Cherry Opens C&D Recycling Facility in Texas

New facility in Hitchcock, Texas, is company's fourth recycling operation.


Cherry, a Houston-based recycling and demolition company, has opened a new facility in Hitchcock, Texas. With the newest plant, Cherry now has four recycling facilities in Texas.

The new facility, located on 14 acres, is accepting concrete, asphalt and residential composition asphalt shingles for recycling. Cherry’s Hitchcock Recycling Center also pays for concrete. At the present time the company will not be taking in any wood. “It is not cost-effective to recycle wood,” says Leonard Cherry, president of Cherry. However, he says that if the dynamics change, the company could start accepting wood.

The new facility will have primary and secondary screens, a pug mill as well as some peripheral equipment to help process the material.

Cherry says that the new facility will service the Galveston County area around Houston.

The raw product feed that will be delivered to the new facility will come from Cherry’s demolition jobs, rolloffs and the company’s other operations in the Houston area.

Cherry also has applied to the Texas Commission on Environmental Quality (TCEQ) for a permit to accept and recycle used tires at the new recycling center. Until the permit is approved, Cherry will only collect tires at the new facility and ship them to the company’s Houston recycling center for processing.

Cherry acknowledges that handling tires is a fairly new product for Cherry. “Tires, RAP (Recycled Asphalt Product) and RAS (Recycled Asphalt Shingles) are materials we have added in the past two years. For us, growth is driven by either geographic expansion or new product lines. We have to think outside the box.”

Hitchcock is Cherry’s second largest recycling facility and can produce 600 tons of Texas Department of Transportation Flex/Base concrete, 400 tons of 3 X 5-inch concrete and 1,000 tons of 1 ¾-inch asphalt daily.
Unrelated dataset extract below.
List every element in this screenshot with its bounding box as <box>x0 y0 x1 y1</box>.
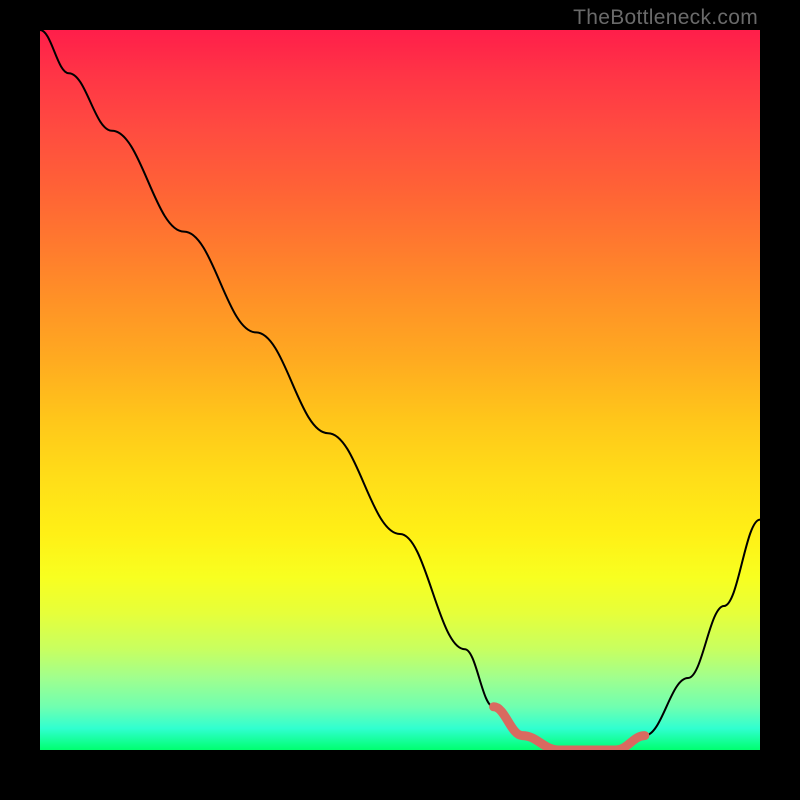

With the addition of Hitchcock, the combined daily production of Cherry’s recycling centers is 5,000 tons of TexDot Flex/Base, 1,500 tons of 3 X 5-inch concrete and 5,000 tons of 1 ¾-inch-asphalt.

“Recycling in Hitchcock helps us better serve our customers by bringing a recycling center closer to them,” says Cherry. “Overall, recycling preserves the natural environment by reducing the amount of concrete, asphalt, residential composition asphalt shingles and tires that are dumped in landfills. Then, when contractors use recycled materials in new construction, this reduces the amount of virgin materials that must be mined.”

Cherry, founded in 1952, specializes in the removal of all types of structures through demolition and other deconstruction techniques.